I am trying out the allelic specific(AS) annotations in version 3.6. While I have gotten a few other AS annotations to properly show up in my VCF, I am having trouble getting the AS_QualByDepth in particular.
For example, I tried to call variant on a few samples at a specific locus with a "T" homopolymer run. I first ran HaplotypeCaller in the GVCF mode for each sample:
java -jar GenomeAnalysisTK.jar\ -T HaplotypeCaller \ --emitRefConfidence GVCF -variant_index_type LINEAR -variant_index_parameter 128000 \ -R ref_fasta \ -I sample_$i \ -L chr1:10348759-10348801 \ -A AS_StrandOddsRatio -A AS_FisherStrand -A AS_QualByDepth \ -A AS_BaseQualityRankSumTest -A AS_ReadPosRankSumTest -A AS_MappingQualityRankSumTest -o sample_$i.gvcf
I then did GenotypeGVCFs on all the samples together:
java -jar GenomeAnalysisTK.jar\ -T GenotypeGVCFs \ -R ref_fasta \ -V gvcf_list \ -L chr1:10348759-10348801 \ -A AS_StrandOddsRatio -A AS_FisherStrand -A AS_QualByDepth \ -A AS_BaseQualityRankSumTest -A AS_ReadPosRankSumTest -A AS_MappingQualityRankSumTest -o out.vcf
In the final joint-called VCF header, the following AS annotations all showed up.

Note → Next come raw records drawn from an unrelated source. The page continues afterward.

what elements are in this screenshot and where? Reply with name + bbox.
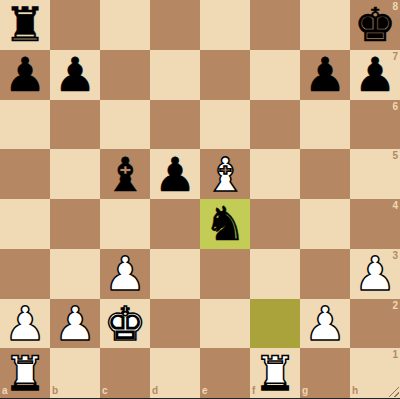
square-g1[interactable]: g: [300, 348, 350, 398]
white-rook-a1[interactable]: ♜: [4, 349, 46, 398]
square-h7[interactable]: ♟7: [350, 50, 400, 100]
square-d1[interactable]: d: [150, 348, 200, 398]
black-pawn-d5[interactable]: ♟: [154, 150, 196, 199]
square-f4[interactable]: [250, 199, 300, 249]
white-pawn-g2[interactable]: ♟: [304, 299, 346, 348]
square-d7[interactable]: [150, 50, 200, 100]
black-pawn-g7[interactable]: ♟: [304, 50, 346, 99]
black-pawn-a7[interactable]: ♟: [4, 50, 46, 99]
file-label-d: d: [152, 386, 158, 396]
square-e5[interactable]: ♝: [200, 149, 250, 199]
black-knight-e4[interactable]: ♞: [204, 199, 246, 248]
square-a5[interactable]: [0, 149, 50, 199]
black-rook-a8[interactable]: ♜: [4, 0, 46, 49]
square-d4[interactable]: [150, 199, 200, 249]
square-f2[interactable]: [250, 299, 300, 349]
square-h2[interactable]: 2: [350, 299, 400, 349]
square-a6[interactable]: [0, 100, 50, 150]
square-h3[interactable]: ♟3: [350, 249, 400, 299]
square-c8[interactable]: [100, 0, 150, 50]
black-king-h8[interactable]: ♚: [354, 0, 396, 49]
square-a8[interactable]: ♜: [0, 0, 50, 50]
white-rook-f1[interactable]: ♜: [254, 349, 296, 398]
square-c4[interactable]: [100, 199, 150, 249]
square-f7[interactable]: [250, 50, 300, 100]
square-b4[interactable]: [50, 199, 100, 249]
square-f8[interactable]: [250, 0, 300, 50]
file-label-c: c: [102, 386, 108, 396]
black-bishop-c5[interactable]: ♝: [104, 150, 146, 199]
square-b7[interactable]: ♟: [50, 50, 100, 100]
square-a1[interactable]: ♜a: [0, 348, 50, 398]
square-g4[interactable]: [300, 199, 350, 249]
chess-board: ♜♚8♟♟♟♟76♝♟♝5♞4♟♟3♟♟♚♟2♜abcde♜fgh1: [0, 0, 400, 399]
square-d2[interactable]: [150, 299, 200, 349]
square-g8[interactable]: [300, 0, 350, 50]
square-h6[interactable]: 6: [350, 100, 400, 150]
square-e4[interactable]: ♞: [200, 199, 250, 249]
square-h5[interactable]: 5: [350, 149, 400, 199]
rank-label-2: 2: [392, 301, 398, 311]
white-bishop-e5[interactable]: ♝: [204, 150, 246, 199]
white-pawn-c3[interactable]: ♟: [104, 249, 146, 298]
square-b2[interactable]: ♟: [50, 299, 100, 349]
square-f3[interactable]: [250, 249, 300, 299]
file-label-h: h: [352, 386, 358, 396]
square-b6[interactable]: [50, 100, 100, 150]
square-b5[interactable]: [50, 149, 100, 199]
square-g3[interactable]: [300, 249, 350, 299]
square-e6[interactable]: [200, 100, 250, 150]
square-h8[interactable]: ♚8: [350, 0, 400, 50]
square-g5[interactable]: [300, 149, 350, 199]
white-king-c2[interactable]: ♚: [104, 299, 146, 348]
square-e3[interactable]: [200, 249, 250, 299]
square-e1[interactable]: e: [200, 348, 250, 398]
black-pawn-h7[interactable]: ♟: [354, 50, 396, 99]
white-pawn-b2[interactable]: ♟: [54, 299, 96, 348]
square-b3[interactable]: [50, 249, 100, 299]
square-a4[interactable]: [0, 199, 50, 249]
rank-label-5: 5: [392, 151, 398, 161]
white-pawn-h3[interactable]: ♟: [354, 249, 396, 298]
square-d6[interactable]: [150, 100, 200, 150]
rank-label-1: 1: [392, 350, 398, 360]
file-label-g: g: [302, 386, 308, 396]
square-a7[interactable]: ♟: [0, 50, 50, 100]
square-d3[interactable]: [150, 249, 200, 299]
file-label-b: b: [52, 386, 58, 396]
square-d5[interactable]: ♟: [150, 149, 200, 199]
square-c1[interactable]: c: [100, 348, 150, 398]
square-f6[interactable]: [250, 100, 300, 150]
square-h4[interactable]: 4: [350, 199, 400, 249]
square-c5[interactable]: ♝: [100, 149, 150, 199]
black-pawn-b7[interactable]: ♟: [54, 50, 96, 99]
square-d8[interactable]: [150, 0, 200, 50]
square-a3[interactable]: [0, 249, 50, 299]
square-c6[interactable]: [100, 100, 150, 150]
square-g2[interactable]: ♟: [300, 299, 350, 349]
file-label-e: e: [202, 386, 208, 396]
square-f5[interactable]: [250, 149, 300, 199]
square-e7[interactable]: [200, 50, 250, 100]
square-e8[interactable]: [200, 0, 250, 50]
square-c3[interactable]: ♟: [100, 249, 150, 299]
rank-label-6: 6: [392, 102, 398, 112]
square-e2[interactable]: [200, 299, 250, 349]
square-g7[interactable]: ♟: [300, 50, 350, 100]
square-c7[interactable]: [100, 50, 150, 100]
white-pawn-a2[interactable]: ♟: [4, 299, 46, 348]
square-b1[interactable]: b: [50, 348, 100, 398]
square-f1[interactable]: ♜f: [250, 348, 300, 398]
square-b8[interactable]: [50, 0, 100, 50]
square-c2[interactable]: ♚: [100, 299, 150, 349]
rank-label-4: 4: [392, 201, 398, 211]
square-h1[interactable]: h1: [350, 348, 400, 398]
square-a2[interactable]: ♟: [0, 299, 50, 349]
square-g6[interactable]: [300, 100, 350, 150]
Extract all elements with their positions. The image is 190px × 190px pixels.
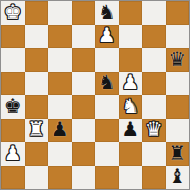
black-queen-icon: ♛ bbox=[168, 49, 186, 69]
square-d2[interactable] bbox=[72, 142, 96, 166]
square-a2[interactable]: ♟ bbox=[1, 142, 25, 166]
square-f6[interactable] bbox=[119, 48, 143, 72]
square-e7[interactable]: ♟ bbox=[95, 25, 119, 49]
square-b8[interactable] bbox=[25, 1, 49, 25]
chess-board-frame: ♚♞♟♛♞♟♚♞♜♟♟♛♟♜♝ bbox=[0, 0, 190, 190]
square-b4[interactable] bbox=[25, 95, 49, 119]
white-king-icon: ♚ bbox=[4, 2, 22, 22]
square-g5[interactable] bbox=[142, 72, 166, 96]
square-g1[interactable] bbox=[142, 166, 166, 190]
square-f4[interactable]: ♞ bbox=[119, 95, 143, 119]
square-g3[interactable]: ♛ bbox=[142, 119, 166, 143]
square-a6[interactable] bbox=[1, 48, 25, 72]
black-bishop-icon: ♝ bbox=[168, 166, 186, 186]
square-d7[interactable] bbox=[72, 25, 96, 49]
square-d3[interactable] bbox=[72, 119, 96, 143]
square-e8[interactable]: ♞ bbox=[95, 1, 119, 25]
square-f2[interactable] bbox=[119, 142, 143, 166]
square-g7[interactable] bbox=[142, 25, 166, 49]
square-c6[interactable] bbox=[48, 48, 72, 72]
square-b5[interactable] bbox=[25, 72, 49, 96]
square-a7[interactable] bbox=[1, 25, 25, 49]
square-h5[interactable] bbox=[166, 72, 190, 96]
square-b6[interactable] bbox=[25, 48, 49, 72]
white-pawn-icon: ♟ bbox=[4, 143, 22, 163]
square-h2[interactable]: ♜ bbox=[166, 142, 190, 166]
square-a5[interactable] bbox=[1, 72, 25, 96]
white-pawn-icon: ♟ bbox=[98, 25, 116, 45]
square-g8[interactable] bbox=[142, 1, 166, 25]
square-a3[interactable] bbox=[1, 119, 25, 143]
square-c1[interactable] bbox=[48, 166, 72, 190]
black-knight-icon: ♞ bbox=[98, 72, 116, 92]
square-h7[interactable] bbox=[166, 25, 190, 49]
square-c3[interactable]: ♟ bbox=[48, 119, 72, 143]
square-e5[interactable]: ♞ bbox=[95, 72, 119, 96]
black-rook-icon: ♜ bbox=[168, 143, 186, 163]
square-b7[interactable] bbox=[25, 25, 49, 49]
black-knight-icon: ♞ bbox=[98, 2, 116, 22]
square-f8[interactable] bbox=[119, 1, 143, 25]
square-c7[interactable] bbox=[48, 25, 72, 49]
square-f5[interactable]: ♟ bbox=[119, 72, 143, 96]
white-knight-icon: ♞ bbox=[121, 96, 139, 116]
black-pawn-icon: ♟ bbox=[121, 119, 139, 139]
square-h8[interactable] bbox=[166, 1, 190, 25]
square-f1[interactable] bbox=[119, 166, 143, 190]
square-f3[interactable]: ♟ bbox=[119, 119, 143, 143]
square-b1[interactable] bbox=[25, 166, 49, 190]
square-c4[interactable] bbox=[48, 95, 72, 119]
white-rook-icon: ♜ bbox=[27, 119, 45, 139]
square-d1[interactable] bbox=[72, 166, 96, 190]
square-a1[interactable] bbox=[1, 166, 25, 190]
square-h6[interactable]: ♛ bbox=[166, 48, 190, 72]
square-d4[interactable] bbox=[72, 95, 96, 119]
square-g4[interactable] bbox=[142, 95, 166, 119]
square-a4[interactable]: ♚ bbox=[1, 95, 25, 119]
square-c8[interactable] bbox=[48, 1, 72, 25]
square-e3[interactable] bbox=[95, 119, 119, 143]
square-g6[interactable] bbox=[142, 48, 166, 72]
black-pawn-icon: ♟ bbox=[51, 119, 69, 139]
square-h1[interactable]: ♝ bbox=[166, 166, 190, 190]
square-d8[interactable] bbox=[72, 1, 96, 25]
square-d6[interactable] bbox=[72, 48, 96, 72]
square-g2[interactable] bbox=[142, 142, 166, 166]
square-e6[interactable] bbox=[95, 48, 119, 72]
chess-board: ♚♞♟♛♞♟♚♞♜♟♟♛♟♜♝ bbox=[1, 1, 189, 189]
square-h4[interactable] bbox=[166, 95, 190, 119]
square-e2[interactable] bbox=[95, 142, 119, 166]
square-b2[interactable] bbox=[25, 142, 49, 166]
square-a8[interactable]: ♚ bbox=[1, 1, 25, 25]
square-h3[interactable] bbox=[166, 119, 190, 143]
square-f7[interactable] bbox=[119, 25, 143, 49]
square-c5[interactable] bbox=[48, 72, 72, 96]
square-c2[interactable] bbox=[48, 142, 72, 166]
white-queen-icon: ♛ bbox=[145, 119, 163, 139]
black-king-icon: ♚ bbox=[4, 96, 22, 116]
white-pawn-icon: ♟ bbox=[121, 72, 139, 92]
square-d5[interactable] bbox=[72, 72, 96, 96]
square-b3[interactable]: ♜ bbox=[25, 119, 49, 143]
square-e1[interactable] bbox=[95, 166, 119, 190]
square-e4[interactable] bbox=[95, 95, 119, 119]
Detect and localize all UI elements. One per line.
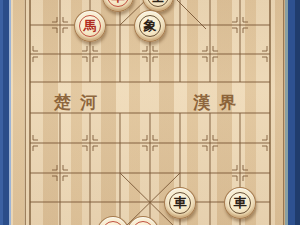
red-advisor[interactable]: 仕 [97, 216, 129, 225]
black-chariot[interactable]: 車 [224, 187, 256, 219]
red-chariot[interactable]: 車 [102, 0, 134, 12]
black-chariot-character: 車 [234, 196, 247, 209]
right-frame [285, 0, 300, 225]
black-chariot[interactable]: 車 [164, 187, 196, 219]
black-advisor-character: 士 [152, 0, 165, 3]
black-chariot-character: 車 [174, 196, 187, 209]
black-elephant-character: 象 [144, 19, 157, 32]
red-horse[interactable]: 馬 [74, 10, 106, 42]
red-general[interactable]: 帥 [127, 216, 159, 225]
red-chariot-character: 車 [112, 0, 125, 3]
left-frame [0, 0, 11, 225]
black-elephant[interactable]: 象 [134, 10, 166, 42]
xiangqi-app-screenshot: 楚河 漢界 車士馬象車車仕帥 [0, 0, 300, 225]
piece-grid: 車士馬象車車仕帥 [15, 0, 285, 225]
red-horse-character: 馬 [84, 19, 97, 32]
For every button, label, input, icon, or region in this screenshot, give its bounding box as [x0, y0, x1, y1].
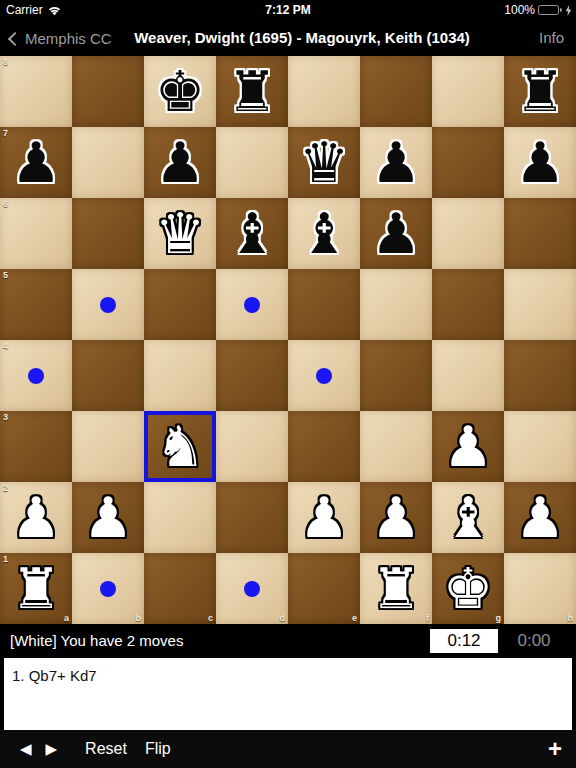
- square-a5[interactable]: 5: [0, 269, 72, 340]
- square-c8[interactable]: ♚: [144, 56, 216, 127]
- move-list-text: 1. Qb7+ Kd7: [4, 658, 572, 693]
- square-h3[interactable]: [504, 411, 576, 482]
- square-c1[interactable]: c: [144, 553, 216, 624]
- white-pawn-piece[interactable]: ♟: [0, 482, 72, 553]
- square-g6[interactable]: [432, 198, 504, 269]
- square-e8[interactable]: [288, 56, 360, 127]
- white-pawn-piece[interactable]: ♟: [288, 482, 360, 553]
- white-pawn-piece[interactable]: ♟: [72, 482, 144, 553]
- white-bishop-piece[interactable]: ♝: [432, 482, 504, 553]
- previous-move-button[interactable]: ◀: [20, 730, 32, 768]
- square-f6[interactable]: ♟: [360, 198, 432, 269]
- next-move-button[interactable]: ▶: [46, 730, 58, 768]
- black-pawn-piece[interactable]: ♟: [0, 127, 72, 198]
- legal-move-dot[interactable]: [100, 581, 116, 597]
- square-b3[interactable]: [72, 411, 144, 482]
- square-c4[interactable]: [144, 340, 216, 411]
- reset-button[interactable]: Reset: [85, 730, 127, 768]
- square-h4[interactable]: [504, 340, 576, 411]
- square-e1[interactable]: e: [288, 553, 360, 624]
- square-f1[interactable]: f♜: [360, 553, 432, 624]
- square-e7[interactable]: ♛: [288, 127, 360, 198]
- clock-time: 7:12 PM: [0, 0, 576, 20]
- square-c7[interactable]: ♟: [144, 127, 216, 198]
- square-a4[interactable]: 4: [0, 340, 72, 411]
- square-a1[interactable]: 1a♜: [0, 553, 72, 624]
- square-a6[interactable]: 6: [0, 198, 72, 269]
- square-e6[interactable]: ♝: [288, 198, 360, 269]
- square-g2[interactable]: ♝: [432, 482, 504, 553]
- black-pawn-piece[interactable]: ♟: [144, 127, 216, 198]
- rank-label-8: 8: [3, 57, 8, 67]
- file-label-b: b: [136, 613, 142, 623]
- square-g4[interactable]: [432, 340, 504, 411]
- rank-label-2: 2: [3, 483, 8, 493]
- bottom-toolbar: ◀ ▶ Reset Flip +: [0, 730, 576, 768]
- white-king-piece[interactable]: ♚: [432, 553, 504, 624]
- black-queen-piece[interactable]: ♛: [288, 127, 360, 198]
- white-pawn-piece[interactable]: ♟: [504, 482, 576, 553]
- square-f8[interactable]: [360, 56, 432, 127]
- square-d8[interactable]: ♜: [216, 56, 288, 127]
- game-title: Weaver, Dwight (1695) - Magouyrk, Keith …: [88, 20, 516, 56]
- rank-label-5: 5: [3, 270, 8, 280]
- square-f3[interactable]: [360, 411, 432, 482]
- square-e3[interactable]: [288, 411, 360, 482]
- square-e2[interactable]: ♟: [288, 482, 360, 553]
- square-a3[interactable]: 3: [0, 411, 72, 482]
- white-clock: 0:12: [430, 629, 498, 653]
- flip-button[interactable]: Flip: [145, 730, 171, 768]
- black-bishop-piece[interactable]: ♝: [216, 198, 288, 269]
- square-b8[interactable]: [72, 56, 144, 127]
- square-f7[interactable]: ♟: [360, 127, 432, 198]
- chess-board: 8♚♜♜7♟♟♛♟♟6♛♝♝♟543♞♟2♟♟♟♟♝♟1a♜bcdef♜g♚h: [0, 56, 576, 624]
- rank-label-6: 6: [3, 199, 8, 209]
- black-pawn-piece[interactable]: ♟: [360, 198, 432, 269]
- square-h5[interactable]: [504, 269, 576, 340]
- file-label-a: a: [64, 613, 69, 623]
- square-h2[interactable]: ♟: [504, 482, 576, 553]
- rank-label-7: 7: [3, 128, 8, 138]
- rank-label-3: 3: [3, 412, 8, 422]
- black-pawn-piece[interactable]: ♟: [360, 127, 432, 198]
- square-e4[interactable]: [288, 340, 360, 411]
- legal-move-dot[interactable]: [316, 368, 332, 384]
- rank-label-1: 1: [3, 554, 8, 564]
- black-pawn-piece[interactable]: ♟: [504, 127, 576, 198]
- square-b5[interactable]: [72, 269, 144, 340]
- white-rook-piece[interactable]: ♜: [0, 553, 72, 624]
- battery-percent-label: 100%: [504, 3, 535, 17]
- square-d7[interactable]: [216, 127, 288, 198]
- square-d2[interactable]: [216, 482, 288, 553]
- square-d1[interactable]: d: [216, 553, 288, 624]
- square-b6[interactable]: [72, 198, 144, 269]
- square-h8[interactable]: ♜: [504, 56, 576, 127]
- move-list-panel[interactable]: 1. Qb7+ Kd7: [4, 658, 572, 730]
- battery-icon: [538, 5, 559, 15]
- square-f4[interactable]: [360, 340, 432, 411]
- legal-move-dot[interactable]: [28, 368, 44, 384]
- square-b4[interactable]: [72, 340, 144, 411]
- square-g8[interactable]: [432, 56, 504, 127]
- app-screen: Carrier 7:12 PM 100% Memphis CC Weaver, …: [0, 0, 576, 768]
- nav-bar: Memphis CC Weaver, Dwight (1695) - Magou…: [0, 20, 576, 56]
- square-a7[interactable]: 7♟: [0, 127, 72, 198]
- file-label-d: d: [280, 613, 286, 623]
- white-pawn-piece[interactable]: ♟: [360, 482, 432, 553]
- status-bar: Carrier 7:12 PM 100%: [0, 0, 576, 20]
- square-c2[interactable]: [144, 482, 216, 553]
- square-a8[interactable]: 8: [0, 56, 72, 127]
- square-g5[interactable]: [432, 269, 504, 340]
- black-rook-piece[interactable]: ♜: [216, 56, 288, 127]
- info-button[interactable]: Info: [539, 20, 564, 56]
- black-rook-piece[interactable]: ♜: [504, 56, 576, 127]
- square-h7[interactable]: ♟: [504, 127, 576, 198]
- white-queen-piece[interactable]: ♛: [144, 198, 216, 269]
- square-a2[interactable]: 2♟: [0, 482, 72, 553]
- square-h6[interactable]: [504, 198, 576, 269]
- square-c3[interactable]: ♞: [144, 411, 216, 482]
- square-f5[interactable]: [360, 269, 432, 340]
- black-bishop-piece[interactable]: ♝: [288, 198, 360, 269]
- square-d6[interactable]: ♝: [216, 198, 288, 269]
- white-rook-piece[interactable]: ♜: [360, 553, 432, 624]
- square-g7[interactable]: [432, 127, 504, 198]
- add-button[interactable]: +: [548, 730, 562, 768]
- charging-bolt-icon: [565, 5, 572, 16]
- square-c5[interactable]: [144, 269, 216, 340]
- turn-status-message: [White] You have 2 moves: [10, 624, 183, 658]
- legal-move-dot[interactable]: [100, 297, 116, 313]
- file-label-h: h: [568, 613, 574, 623]
- black-king-piece[interactable]: ♚: [144, 56, 216, 127]
- file-label-c: c: [208, 613, 213, 623]
- square-b1[interactable]: b: [72, 553, 144, 624]
- square-d5[interactable]: [216, 269, 288, 340]
- legal-move-dot[interactable]: [244, 297, 260, 313]
- square-d3[interactable]: [216, 411, 288, 482]
- rank-label-4: 4: [3, 341, 8, 351]
- chevron-left-icon: [8, 31, 22, 45]
- white-pawn-piece[interactable]: ♟: [432, 411, 504, 482]
- battery-tip: [560, 8, 562, 12]
- square-f2[interactable]: ♟: [360, 482, 432, 553]
- black-clock: 0:00: [504, 629, 564, 653]
- square-g1[interactable]: g♚: [432, 553, 504, 624]
- square-e5[interactable]: [288, 269, 360, 340]
- white-knight-piece[interactable]: ♞: [144, 411, 216, 482]
- file-label-e: e: [352, 613, 357, 623]
- game-status-bar: [White] You have 2 moves 0:12 0:00: [0, 624, 576, 658]
- square-d4[interactable]: [216, 340, 288, 411]
- square-b2[interactable]: ♟: [72, 482, 144, 553]
- legal-move-dot[interactable]: [244, 581, 260, 597]
- square-h1[interactable]: h: [504, 553, 576, 624]
- file-label-g: g: [496, 613, 502, 623]
- file-label-f: f: [426, 613, 429, 623]
- square-b7[interactable]: [72, 127, 144, 198]
- square-g3[interactable]: ♟: [432, 411, 504, 482]
- square-c6[interactable]: ♛: [144, 198, 216, 269]
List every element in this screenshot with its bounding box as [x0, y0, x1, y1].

##INFO=<ID=AS_BaseQRankSum,Number=A,Type=Float,Description="allele specific Z-score from Wilcoxon rank sum test of each Alt Vs. Ref base qualities"> ##INFO=<ID=AS_FS,Number=A,Type=Float,Description="allele specific phred-scaled p-value using Fisher's exact test to detect strand bias of each alt allele"> ##INFO=<ID=AS_MQRankSum,Number=A,Type=Float,Description="Allele-specific Mapping Quality Rank Sum"> ##INFO=<ID=AS_QD,Number=1,Type=Float,Description="Allele-specific Variant Confidence/Quality by Depth"> ##INFO=<ID=AS_RAW_BaseQRankSum,Number=1,Type=String,Description="raw data for allele specific rank sum test of base qualities"> ##INFO=<ID=AS_RAW_MQRankSum,Number=1,Type=String,Description="Allele-specific raw data for Mapping Quality Rank Sum"> ##INFO=<ID=AS_RAW_ReadPosRankSum,Number=1,Type=String,Description="allele specific raw data for rank sum test of read position bias"> ##INFO=<ID=AS_ReadPosRankSum,Number=A,Type=Float,Description="allele specific Z-score from Wilcoxon rank sum test of each Alt vs. Ref read position bias"> ##INFO=<ID=AS_SB_TABLE,Number=1,Type=String,Description="Allele-specific forward/reverse read counts for strand bias tests"> ##INFO=<ID=AS_SOR,Number=A,Type=Float,Description="Allele specific strand Odds Ratio of 2x|Alts| contingency table to detect allele specific strand bias">
However, in the INFO column, I only got the other AS annotations but not AS_QD.
chr1 10348779 . AT A,ATT 981.29 . AC=4,2;AF=0.333,0.167;AN=12;AS_BaseQRankSum=-1.087,-2.521;AS_FS=3.986,7.378;AS_MQRankSum=-1.130,-2.349;AS_ReadPosRankSum=-1.192,-1.396;AS_SOR=0.415,0.254;BaseQRankSum=-6.350e-01;ClippingRankSum=0.00;DP=627;ExcessHet=14.6052;FS=6.378;MLEAC=4,2;MLEAF=0.333,0.167;MQ=59.95;MQRankSum=0.00;QD=1.94;ReadPosRankSum=-1.050e-01;SOR=0.352 GT:AD:DP:GQ:PL 0/1:44,9,7:63:81:81,0,1033,93,844,1165 0/1:71,11,8:99:47:47,0,1659,110,1414,1803 0/1:54,15,7:81:99:205,0,1239,280,1087,1635 0/1:69,25,12:106:99:311,0,1603,336,1306,2058 0/2:55,11,22:94:99:291,233,1636,0,943,1294 0/2:61,11,14:91:14:92,14,1473,0,1071,1468
I also checked the individual sample gVCFs. Similarly, there is AS_QD in the header but not in the INFO column. I wondering if this might be a bug or I am doing something wrong.
Another curious thing I noticed is that in the VCF header, the other AS annotations all have "Number=A" but AS_QD has "Number=1". Don't know if this might be causing some problem.